I could see myself having to tell the story a number of times before the evening was out. I would have to tell it to Detective Inspector Holroyd, and perhaps to some other policemen, and now there was no question that I would have to tell it to Avril. But she seemed hardly interested. Her haggard face was blank and empty. She was in a state of shock, I thought, and it might be a good idea to look for some brandy. I remembered having been told that the right treatment for shock was hot, very sweet tea, but to make tea I should have to go into the kitchen and deal with the three dogs, probably upsetting them and starting them barking again. I should also have had to go towards the hall, passing close to that tragic thing that lay on the floor at the foot of the stairs. I asked Avril whether there was any brandy in the house.

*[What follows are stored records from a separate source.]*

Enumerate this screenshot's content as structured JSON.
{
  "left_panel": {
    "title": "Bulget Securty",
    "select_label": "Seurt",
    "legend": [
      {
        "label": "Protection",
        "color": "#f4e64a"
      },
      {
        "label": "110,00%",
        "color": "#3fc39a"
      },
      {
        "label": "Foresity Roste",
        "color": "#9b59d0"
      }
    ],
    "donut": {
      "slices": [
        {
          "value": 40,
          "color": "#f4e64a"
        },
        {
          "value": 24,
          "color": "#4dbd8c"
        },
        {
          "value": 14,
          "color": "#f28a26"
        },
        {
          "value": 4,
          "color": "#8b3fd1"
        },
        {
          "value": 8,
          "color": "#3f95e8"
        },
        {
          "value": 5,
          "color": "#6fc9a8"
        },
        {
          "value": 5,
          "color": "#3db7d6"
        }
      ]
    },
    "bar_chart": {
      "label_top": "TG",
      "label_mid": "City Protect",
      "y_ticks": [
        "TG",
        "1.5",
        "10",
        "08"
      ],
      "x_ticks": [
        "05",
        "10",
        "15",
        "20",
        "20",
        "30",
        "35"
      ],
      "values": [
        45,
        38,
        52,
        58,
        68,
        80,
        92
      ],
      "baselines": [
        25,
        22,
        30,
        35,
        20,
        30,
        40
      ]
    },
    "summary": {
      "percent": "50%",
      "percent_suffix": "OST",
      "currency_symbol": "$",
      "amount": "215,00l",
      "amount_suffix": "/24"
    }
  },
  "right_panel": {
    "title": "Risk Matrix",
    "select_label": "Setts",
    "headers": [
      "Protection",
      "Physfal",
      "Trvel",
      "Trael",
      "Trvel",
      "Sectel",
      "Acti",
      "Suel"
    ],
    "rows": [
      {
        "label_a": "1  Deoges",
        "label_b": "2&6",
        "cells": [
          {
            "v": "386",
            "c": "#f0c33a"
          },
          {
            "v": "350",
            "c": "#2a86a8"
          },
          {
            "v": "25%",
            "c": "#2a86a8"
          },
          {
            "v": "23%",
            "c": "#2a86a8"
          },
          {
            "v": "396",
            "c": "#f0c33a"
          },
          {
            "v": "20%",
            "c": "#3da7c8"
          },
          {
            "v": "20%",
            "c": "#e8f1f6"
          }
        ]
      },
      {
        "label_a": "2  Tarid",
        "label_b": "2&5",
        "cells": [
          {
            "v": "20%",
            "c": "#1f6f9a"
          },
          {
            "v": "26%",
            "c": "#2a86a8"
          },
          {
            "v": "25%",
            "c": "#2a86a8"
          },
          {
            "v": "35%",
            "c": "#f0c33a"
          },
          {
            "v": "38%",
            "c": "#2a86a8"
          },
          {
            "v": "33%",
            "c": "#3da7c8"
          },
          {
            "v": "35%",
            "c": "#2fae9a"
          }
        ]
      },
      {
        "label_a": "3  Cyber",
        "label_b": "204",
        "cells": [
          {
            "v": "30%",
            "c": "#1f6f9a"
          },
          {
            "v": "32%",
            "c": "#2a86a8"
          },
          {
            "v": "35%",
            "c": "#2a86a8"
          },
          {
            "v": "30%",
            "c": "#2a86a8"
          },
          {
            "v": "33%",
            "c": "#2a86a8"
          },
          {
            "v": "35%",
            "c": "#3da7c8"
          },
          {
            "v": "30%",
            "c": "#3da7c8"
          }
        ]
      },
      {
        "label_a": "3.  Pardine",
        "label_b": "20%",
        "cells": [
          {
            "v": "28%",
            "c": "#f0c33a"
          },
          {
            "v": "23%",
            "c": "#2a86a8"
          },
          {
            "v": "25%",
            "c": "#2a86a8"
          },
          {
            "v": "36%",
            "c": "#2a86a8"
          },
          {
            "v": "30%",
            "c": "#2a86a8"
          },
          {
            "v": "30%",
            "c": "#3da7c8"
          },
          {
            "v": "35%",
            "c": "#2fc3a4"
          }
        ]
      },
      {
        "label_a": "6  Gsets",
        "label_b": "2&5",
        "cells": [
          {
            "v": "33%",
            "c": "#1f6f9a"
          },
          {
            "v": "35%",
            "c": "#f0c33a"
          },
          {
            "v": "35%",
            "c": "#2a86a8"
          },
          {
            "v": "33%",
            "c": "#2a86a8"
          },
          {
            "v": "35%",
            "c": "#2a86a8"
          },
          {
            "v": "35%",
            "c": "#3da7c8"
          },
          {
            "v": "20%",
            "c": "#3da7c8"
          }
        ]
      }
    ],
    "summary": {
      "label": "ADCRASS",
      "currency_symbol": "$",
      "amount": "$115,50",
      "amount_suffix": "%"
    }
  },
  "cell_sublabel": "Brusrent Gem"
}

She pointed at a fine old cabinet between the windows, and dropped into a chair. Brian went to the cabinet and took out brandy and four glasses. He filled them and brought them to Malcolm and me, keeping one for himself when he had given one to Avril.

‘What is it Frances ought to tell me?’ she asked. Her voice had lost its shrillness and was merely flat and dead.

I told her the story that I had told the others.

‘Fred Dyer,’ she muttered, as if it was not a matter of much importance. ‘I don't know what he was doing here. He wasn't coming here to work today.’

‘You weren't expecting him for any reason?’ Malcolm asked.

She shook her head wearily. It was then that I noticed that tears were trickling out of her eyes and down her cheeks. She sipped her brandy.

‘Perhaps Peter had thought of some job he wanted him to do,’ she said. ‘Our shower keeps going wrong. It's the hard water. It gets choked up. He might have rung Fred up and asked him to come and see to it.’

‘Hardly a reason for murder,’ Brian said.

‘And wouldn't Dyer have come in his van with his tools, instead of on foot?’ Malcolm said.